Mark Fischbach — Markiplier — made his directorial debut this year with Iron Lung, adapted from a video game, financed independently through his existing audience. It holds the record for the most fake blood used in a single production and is a genuine horror film made outside the studio system entirely. His audience funded it. His platform made it possible.
The through-line in all of these careers is the same: sustained public output, platform-native storytelling, tools mastered over time, and creative work that demonstrated a specific vision before anyone with money showed up.
What This Means for Anyone Starting Now
The traditional film industry pipeline — film school, assistant jobs, short film festival circuit, industry networking, years of waiting — still exists and still works for some people. But it has never been the only path, and in 2026 it may be the slowest one available.
The tools to make something that looks professional are free or close to it.
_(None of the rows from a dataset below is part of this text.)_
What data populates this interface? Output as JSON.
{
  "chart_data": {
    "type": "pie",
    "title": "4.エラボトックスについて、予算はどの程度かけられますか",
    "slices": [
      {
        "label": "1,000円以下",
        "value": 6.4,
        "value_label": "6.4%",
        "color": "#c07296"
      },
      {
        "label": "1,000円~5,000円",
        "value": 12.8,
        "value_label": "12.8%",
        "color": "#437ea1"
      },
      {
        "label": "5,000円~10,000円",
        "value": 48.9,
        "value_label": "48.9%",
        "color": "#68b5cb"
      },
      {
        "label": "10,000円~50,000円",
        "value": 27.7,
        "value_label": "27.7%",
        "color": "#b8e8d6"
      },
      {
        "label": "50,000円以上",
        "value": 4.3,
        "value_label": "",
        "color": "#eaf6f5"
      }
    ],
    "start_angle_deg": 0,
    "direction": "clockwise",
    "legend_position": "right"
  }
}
Blender. DaVinci Resolve. CapCut. Adobe Creative Cloud. The distribution infrastructure to reach a real audience is free. YouTube. TikTok. Instagram. The ability to build an audience around a specific creative vision, document the process publicly, and develop your craft while that audience watches — that's available to anyone with a camera and an internet connection.
None of this means it's easy. Parsons posted consistently for years before anyone in the industry noticed. The Philippous spent a decade making YouTube videos before Talk to Me. Fischbach built an audience over more than ten years before he made a film. The timeline on these careers is long. The work is real. The barriers are just different now.
The question for anyone who wants to make films, video content, or build a creative career isn't whether the traditional path is still valid. It's whether the work you're putting out right now is building toward something — and whether the platform you're using to distribute it is working for you the same way YouTube worked for Kane Parsons.
He was 16 when he posted the first Backrooms video. He's 20 now, and his film is the number one movie in the world.